If you're involved in printing products intended for real-world applications, there are three key considerations: strength, appearance, and production time. From the customer's perspective, they won't be aware of how quickly you printed their product; only you and your payroll will have that knowledge. I mention payroll because speed translates to faster print times, resulting in increased production and ultimately more revenue per hour per machine. This is the essence of the matter. However, when printing at such high speeds, it becomes crucial for the thermal-mechanical properties of the printing material to keep up. Factors such as layer adhesion, melt rate, cooling rate, and extrusion lag come into play. In short, embracing larger layer lines becomes essential.
It takes approximately a year of experience to realize that achieving high speeds with a top-of-the-line CoreXY printer is an unrealistic goal. Personally, I operate four production machines: a Daedalus from Project R3d equipped with slice thermal components, and three custom machines I built myself based on the Ratrig V-Core3 model of a CoreXY printer. While the aluminum extrusions are the only components that remain true to Ratrig's design, V-Cores are excellent production machines. Speed was always my primary focus, but I gradually learned that speed is constrained by layer adhesion and the thermal-mechanical properties of the plastic being printed. As a result, I embraced larger nozzle sizes (0.8+mm) and slower speeds.
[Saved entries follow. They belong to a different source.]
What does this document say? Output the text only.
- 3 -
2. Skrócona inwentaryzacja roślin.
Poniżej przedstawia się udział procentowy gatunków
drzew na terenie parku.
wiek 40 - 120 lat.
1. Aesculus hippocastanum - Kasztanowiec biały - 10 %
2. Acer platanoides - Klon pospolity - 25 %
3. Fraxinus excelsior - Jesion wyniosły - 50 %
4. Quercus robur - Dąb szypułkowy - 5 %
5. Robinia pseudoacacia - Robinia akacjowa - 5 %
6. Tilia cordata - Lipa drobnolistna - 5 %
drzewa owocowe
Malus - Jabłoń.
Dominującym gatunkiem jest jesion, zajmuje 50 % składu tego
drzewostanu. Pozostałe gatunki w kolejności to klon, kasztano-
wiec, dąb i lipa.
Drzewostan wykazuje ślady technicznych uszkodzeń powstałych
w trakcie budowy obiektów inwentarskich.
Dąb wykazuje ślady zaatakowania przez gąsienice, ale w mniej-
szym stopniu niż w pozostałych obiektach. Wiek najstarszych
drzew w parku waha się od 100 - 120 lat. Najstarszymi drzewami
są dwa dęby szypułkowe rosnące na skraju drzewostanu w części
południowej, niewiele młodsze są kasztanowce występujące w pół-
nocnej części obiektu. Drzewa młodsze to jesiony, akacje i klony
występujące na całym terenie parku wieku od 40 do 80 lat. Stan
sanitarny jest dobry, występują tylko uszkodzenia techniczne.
Assuming a 30 VMF (volumetric millimeters per second), the difference in speed between a 0.2mm layer height with a 0.4mm nozzle and a 0.4mm layer height with a 0.8mm nozzle is approximately a 3.5:1 ratio—100mm/s to 350mm/s. Surprisingly, there is no reduction in print time, but several disadvantages accompany the high-speed model.
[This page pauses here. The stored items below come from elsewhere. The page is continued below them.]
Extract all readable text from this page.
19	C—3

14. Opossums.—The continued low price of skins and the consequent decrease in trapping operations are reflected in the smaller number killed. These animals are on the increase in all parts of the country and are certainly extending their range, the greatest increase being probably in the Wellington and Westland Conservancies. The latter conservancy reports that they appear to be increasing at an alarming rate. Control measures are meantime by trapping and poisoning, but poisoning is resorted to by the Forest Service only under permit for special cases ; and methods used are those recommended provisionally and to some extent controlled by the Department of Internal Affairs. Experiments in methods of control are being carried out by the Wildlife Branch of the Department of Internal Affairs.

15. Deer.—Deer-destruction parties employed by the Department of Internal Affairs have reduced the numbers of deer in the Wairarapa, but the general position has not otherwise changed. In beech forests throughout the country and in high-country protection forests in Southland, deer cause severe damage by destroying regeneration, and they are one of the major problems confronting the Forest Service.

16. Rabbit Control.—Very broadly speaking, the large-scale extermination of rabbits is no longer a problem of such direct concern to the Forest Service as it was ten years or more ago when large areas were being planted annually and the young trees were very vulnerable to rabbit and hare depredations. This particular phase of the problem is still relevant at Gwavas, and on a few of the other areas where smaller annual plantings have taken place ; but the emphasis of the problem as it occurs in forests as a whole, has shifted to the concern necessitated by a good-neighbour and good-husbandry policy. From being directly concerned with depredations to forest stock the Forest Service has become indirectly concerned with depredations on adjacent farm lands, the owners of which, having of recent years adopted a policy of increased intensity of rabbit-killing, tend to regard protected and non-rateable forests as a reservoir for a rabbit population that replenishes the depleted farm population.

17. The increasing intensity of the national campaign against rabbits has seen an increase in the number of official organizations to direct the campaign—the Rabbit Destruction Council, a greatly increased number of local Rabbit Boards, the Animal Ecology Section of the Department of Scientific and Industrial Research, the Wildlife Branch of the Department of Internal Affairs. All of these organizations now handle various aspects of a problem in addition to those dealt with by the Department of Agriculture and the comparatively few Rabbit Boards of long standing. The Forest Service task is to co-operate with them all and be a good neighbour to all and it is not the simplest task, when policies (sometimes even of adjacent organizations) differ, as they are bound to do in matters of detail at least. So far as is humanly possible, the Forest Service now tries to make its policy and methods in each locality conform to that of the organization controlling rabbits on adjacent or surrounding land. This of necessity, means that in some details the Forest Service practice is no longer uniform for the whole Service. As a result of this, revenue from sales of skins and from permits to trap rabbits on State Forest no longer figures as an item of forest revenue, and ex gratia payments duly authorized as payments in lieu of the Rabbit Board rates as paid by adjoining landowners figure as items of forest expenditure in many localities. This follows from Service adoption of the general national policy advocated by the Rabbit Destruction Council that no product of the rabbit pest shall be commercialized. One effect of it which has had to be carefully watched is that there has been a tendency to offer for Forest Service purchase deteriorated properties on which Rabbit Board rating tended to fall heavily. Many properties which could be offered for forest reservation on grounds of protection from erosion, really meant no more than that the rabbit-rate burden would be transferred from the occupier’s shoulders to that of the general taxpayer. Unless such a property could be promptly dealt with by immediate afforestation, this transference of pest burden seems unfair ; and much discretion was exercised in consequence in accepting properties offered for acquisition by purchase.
The first drawback is the appearance of artifacts. When printing at these high speeds for large volumes, artifacts are inevitable. Regardless of how well you maintain your machine, the nozzle pressure and layer adhesion struggle to keep up. You might achieve a few flawless prints, but for peace of mind, this approach is impractical.
The second drawback concerns layer adhesion and overall strength. There is a prevalent notion that we can achieve such thin layers that our 3D prints resemble injection-molded parts. However, from a production standpoint, this is counterintuitive since thinner layers result in less plastic or filament flow through the nozzle. Considering that the primary objective of injection molding is to produce fast and sturdy parts, it's important not to let aesthetics overshadow our focus.
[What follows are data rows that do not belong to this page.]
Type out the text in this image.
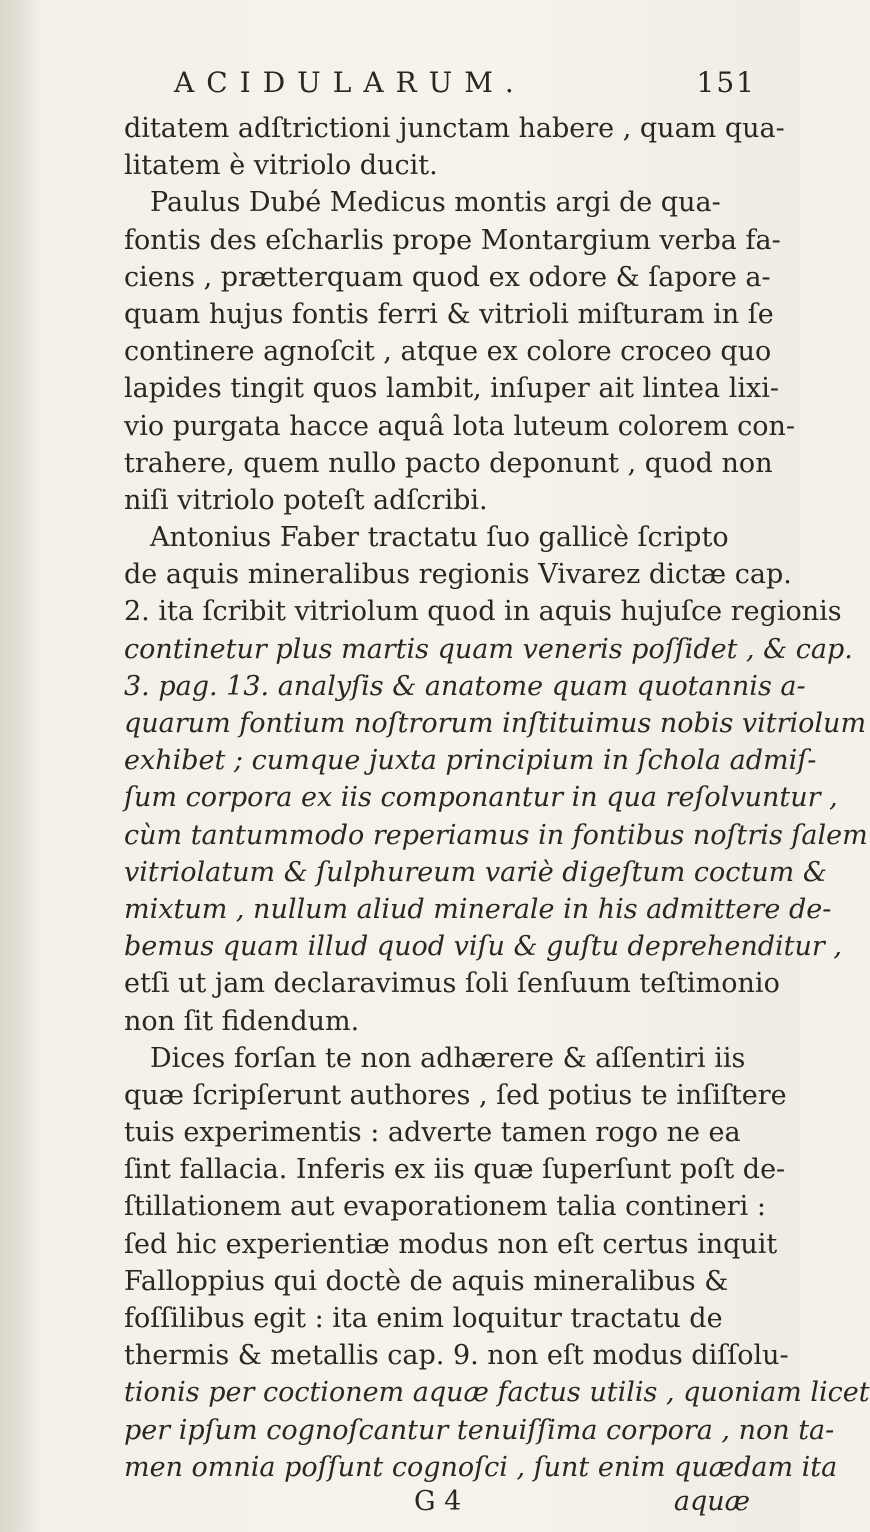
ACIDULARUM.	151
ditatem adſtrictioni junctam habere , quam qua-
litatem è vitriolo ducit.
Paulus Dubé Medicus montis argi de qua-
fontis des eſcharlis prope Montargium verba fa-
ciens , prætterquam quod ex odore & ſapore a-
quam hujus fontis ferri & vitrioli miſturam in ſe
continere agnoſcit , atque ex colore croceo quo
lapides tingit quos lambit, inſuper ait lintea lixi-
vio purgata hacce aquâ lota luteum colorem con-
trahere, quem nullo pacto deponunt , quod non
niſi vitriolo poteſt adſcribi.
Antonius Faber tractatu ſuo gallicè ſcripto
de aquis mineralibus regionis Vivarez dictæ cap.
2. ita ſcribit vitriolum quod in aquis hujuſce regionis
continetur plus martis quam veneris poſſidet , & cap.
3. pag. 13. analyſis & anatome quam quotannis a-
quarum fontium noſtrorum inſtituimus nobis vitriolum
exhibet ; cumque juxta principium in ſchola admiſ-
ſum corpora ex iis componantur in qua reſolvuntur ,
cùm tantummodo reperiamus in fontibus noſtris ſalem
vitriolatum & ſulphureum variè digeſtum coctum &
mixtum , nullum aliud minerale in his admittere de-
bemus quam illud quod viſu & guſtu deprehenditur ,
etſi ut jam declaravimus ſoli ſenſuum teſtimonio
non ſit fidendum.
Dices forſan te non adhærere & aſſentiri iis
quæ ſcripſerunt authores , ſed potius te inſiſtere
tuis experimentis : adverte tamen rogo ne ea
ſint fallacia. Inferis ex iis quæ ſuperſunt poſt de-
ſtillationem aut evaporationem talia contineri :
ſed hic experientiæ modus non eſt certus inquit
Falloppius qui doctè de aquis mineralibus &
foſſilibus egit : ita enim loquitur tractatu de
thermis & metallis cap. 9. non eſt modus diſſolu-
tionis per coctionem aquæ factus utilis , quoniam licet
per ipſum cognoſcantur tenuiſſima corpora , non ta-
men omnia poſſunt cognoſci , ſunt enim quædam ita
G 4	aquæ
The final drawback relates to wear and tear on the motion system of your printers. Whether you're investing in a print farm or, like me, purchasing production machines, maintenance becomes a significant concern. At these speeds, everything becomes problematic. When dealing with heat, we must consider the thermal expansion of metal parts, the potential misalignment of linear rails, vibrations that can loosen screws, and the inherent noise that requires attention from the operator.
Therefore, my advice to anyone entering the 3D printing realm is to embrace the layer lines. Instead of striving to make your parts resemble injection-molded pieces, focus on their functionality. It's akin to a digital clock featuring an image of a mechanical clock—it may look fine and serve its purpose, but it wasn't designed for that specific purpose.